Not only can patients see records, test results, and medications all at the click of a button, they can request refills and book new appointments right within an app. These applications also give patients the opportunity to chat with doctors directly, attach photos, and engage in ways that were once totally impossible. As of 2019, more than ninety percent of all provider networks had implemented some kind of patient–centered web portal or mobile app.
High-Risk Monitoring and Decision Support
High-risk patients are common in healthcare settings, decision support systems provided by information technology can help. Decision support systems alert clinicians to abnormal test results, contradictions in prescription dosages, drug interactions, and other information in which clinical intervention is needed. With the aid of technology, most IT health systems can display information
to support clinical decision making, leading to more accurate diagnoses and better clinical treatment plans. In 2019, ninety-two percent of American hospitals utilized decision support through clinical guidelines as a part of their IT healthcare system.

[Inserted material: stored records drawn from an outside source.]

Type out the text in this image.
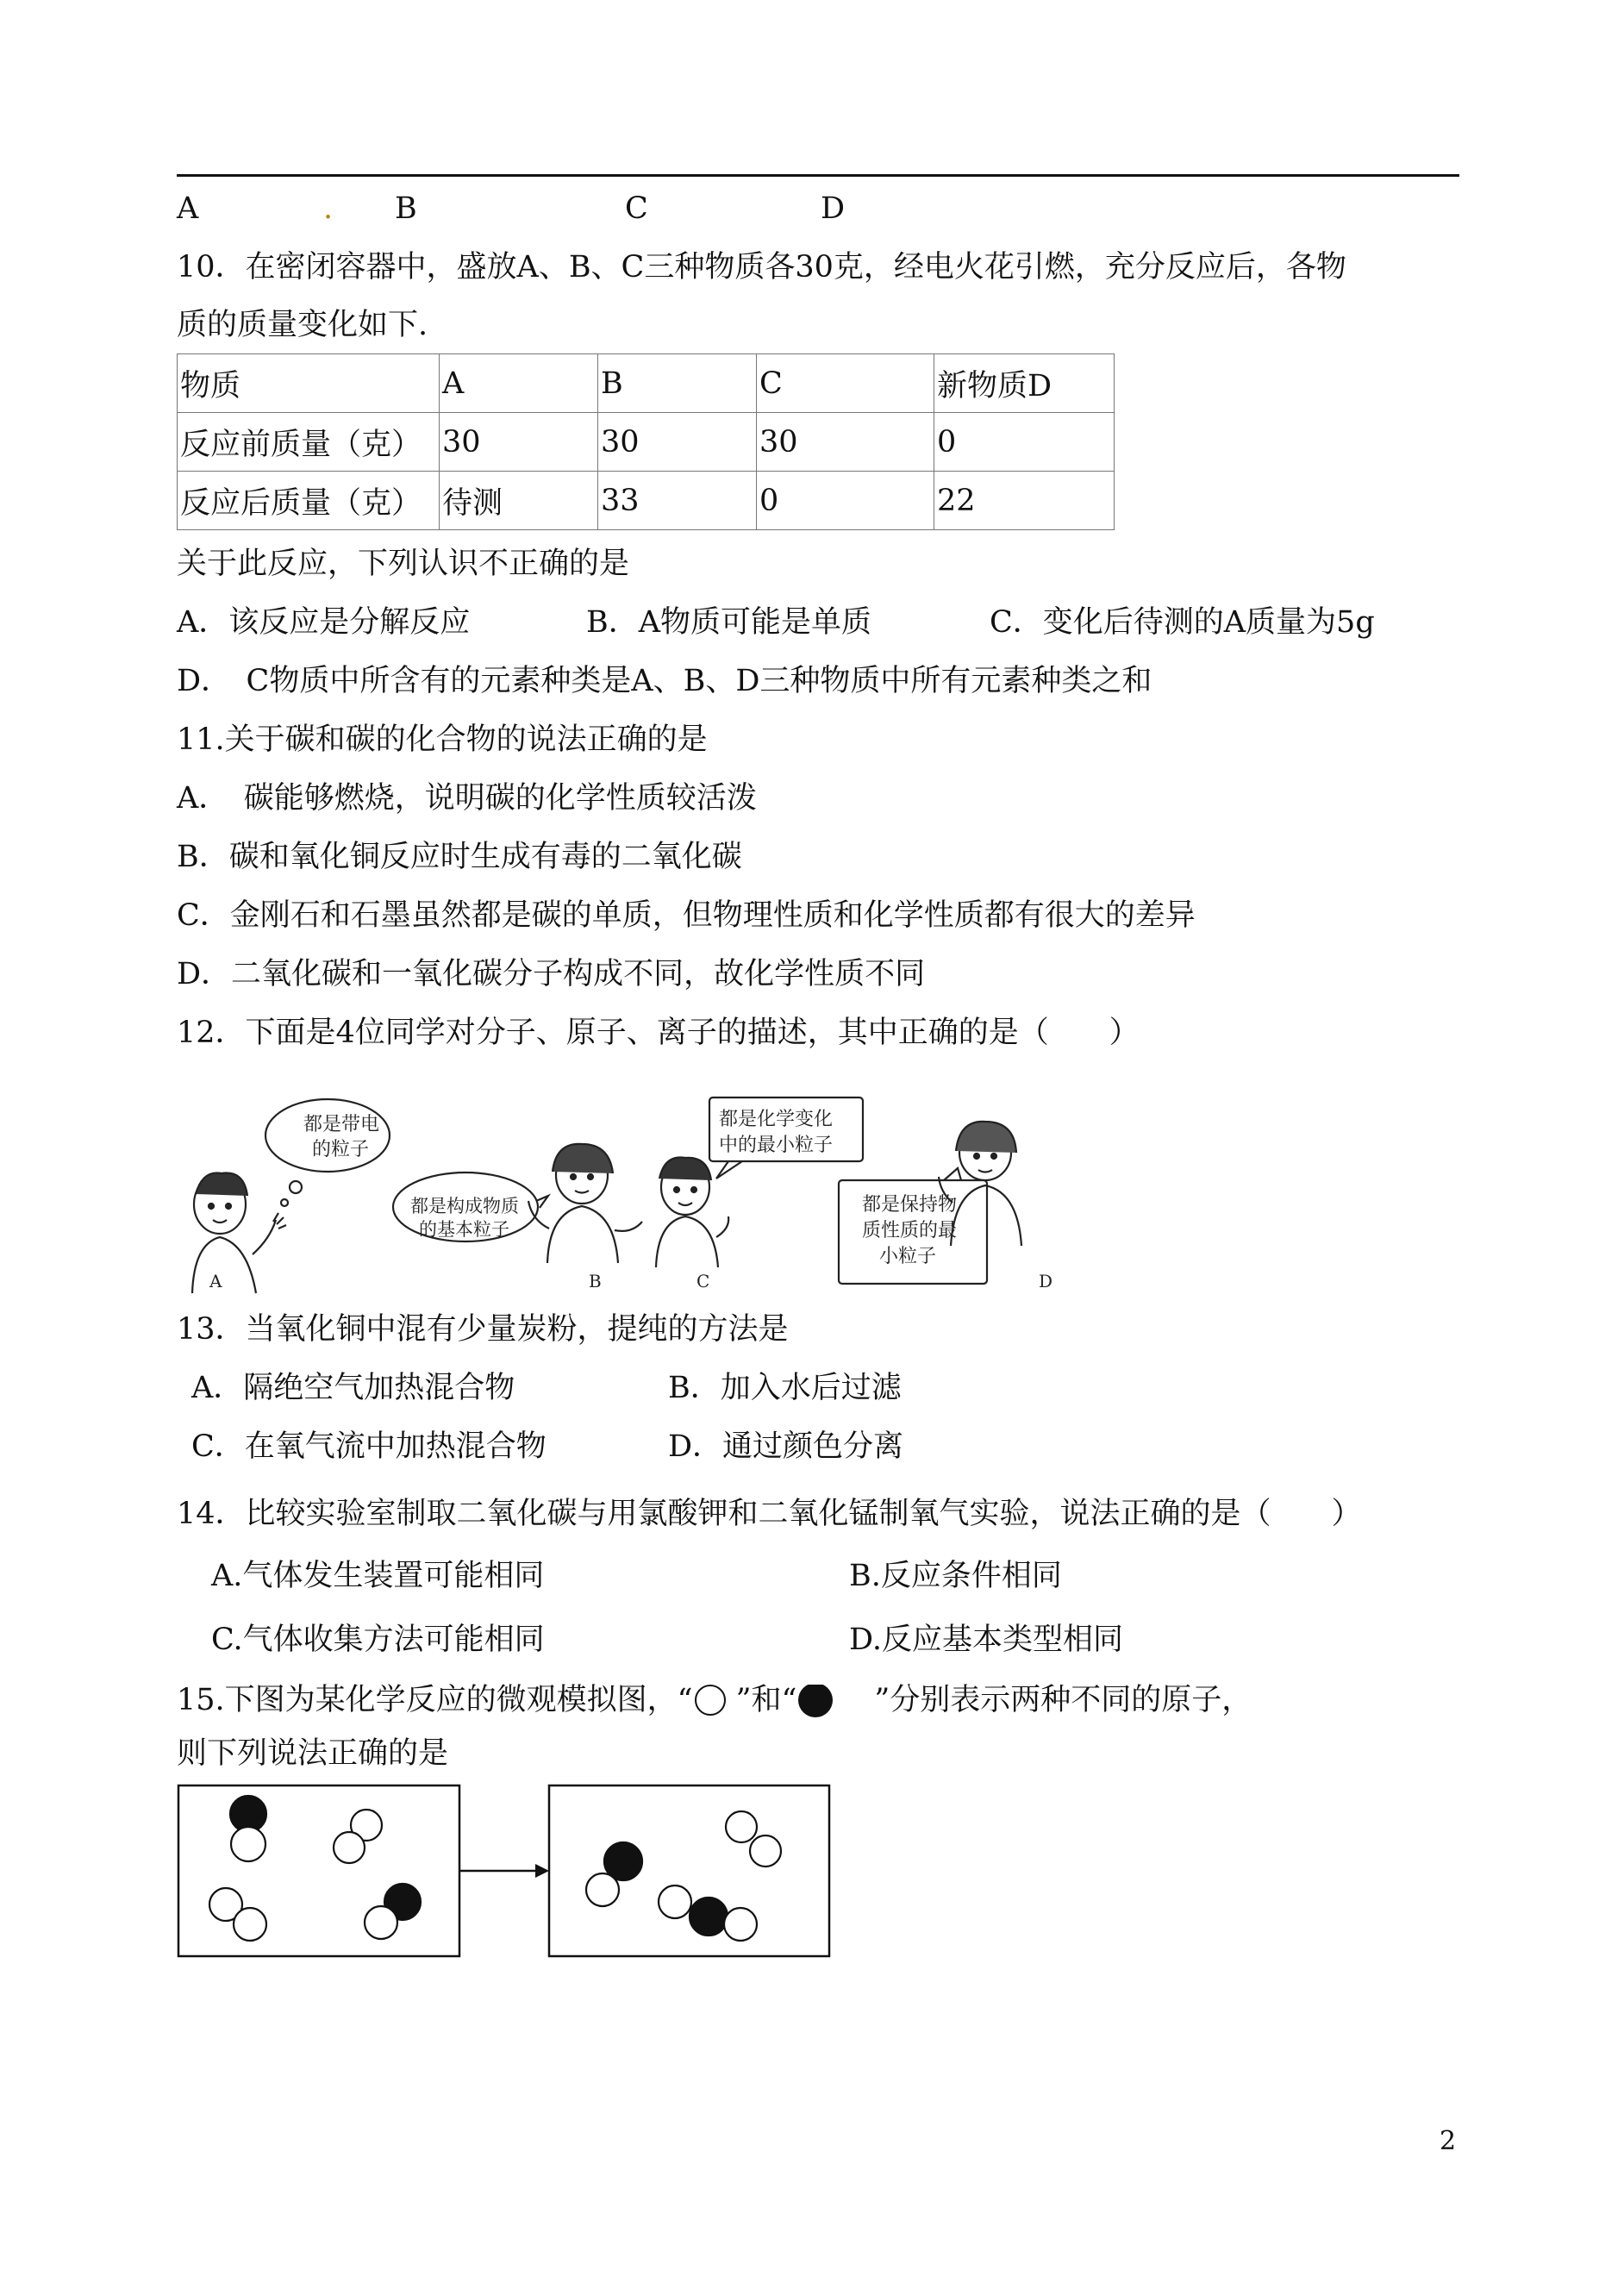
A	. B	C	D
10．在密闭容器中，盛放A、B、C三种物质各30克，经电火花引燃，充分反应后，各物
质的质量变化如下.
物质	A	B	C	新物质D
反应前质量（克）	30	30	30	0
反应后质量（克）	待测	33	0	22
关于此反应，下列认识不正确的是
A．该反应是分解反应	B．A物质可能是单质	C．变化后待测的A质量为5g
D．　C物质中所含有的元素种类是A、B、D三种物质中所有元素种类之和
11.关于碳和碳的化合物的说法正确的是
A．　碳能够燃烧，说明碳的化学性质较活泼
B．碳和氧化铜反应时生成有毒的二氧化碳
C．金刚石和石墨虽然都是碳的单质，但物理性质和化学性质都有很大的差异
D．二氧化碳和一氧化碳分子构成不同，故化学性质不同
12．下面是4位同学对分子、原子、离子的描述，其中正确的是（　　）
都是带电
的粒子
都是构成物质
的基本粒子
都是化学变化
中的最小粒子
都是保持物
质性质的最
小粒子
A	B	C	D
13．当氧化铜中混有少量炭粉，提纯的方法是
A．隔绝空气加热混合物	B．加入水后过滤
C．在氧气流中加热混合物	D．通过颜色分离
14．比较实验室制取二氧化碳与用氯酸钾和二氧化锰制氧气实验，说法正确的是（　　）
A.气体发生装置可能相同	B.反应条件相同
C.气体收集方法可能相同	D.反应基本类型相同
15.下图为某化学反应的微观模拟图，“ ”和“	”分别表示两种不同的原子，
则下列说法正确的是
2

Clinical decision support and high-risk monitoring improve the quality of healthcare by integrating the decision-making process and improving the overall access to critical patient information. This allows providers to identify risks, prevent setbacks, and move forward in a treatment plan with total confidence. Without these advances, there would be a greater risk in every clinical move, which not only leads to bad interactions with medications and poor outcomes but a less safe environment for patients.
Retained Surgical Items Technology
For healthcare providers, quality of care and patient safety are always a top priority. Surgery has always been an area of medicine that required greater advances in tech to bring peace of mind to those lying on the operating table. A patient’s greatest fear is the idea that something from the surgical table could be left inside of them. Not long ago, it wasn’t uncommon to hear of patient’s being stitched shut with surgical sponges or scalpels still enclosed. Retained Surgical Items Prevention Technologies have come into play to prevent this from happening.
Barcoding and RFID tagging of surgical items has greatly decreased the number of mishaps involving surgical instruments being left inside of patients. Three disparate studies found that technologies preventing retained surgical items has reduced this occurrence and limited the odds that a patient would require an additional surgery to remove these items. Not only has this bit of technology made patients safer when going under the knife, it has granted a higher level of patient care and a decreased risk of complications.
At the end of the day, health information technologies are critical in improving patient care, safety, and the overall quality of our healthcare systems. Whether it is advanced decision support, reducing human error, or improving coordination between providers, there is no doubt that information technology is making the world of healthcare better every day. As our world continues to change, relying more and more on tech every day, advances in artificial intelligence and information technology will only continue to impact how we receive care and think about clinical settings.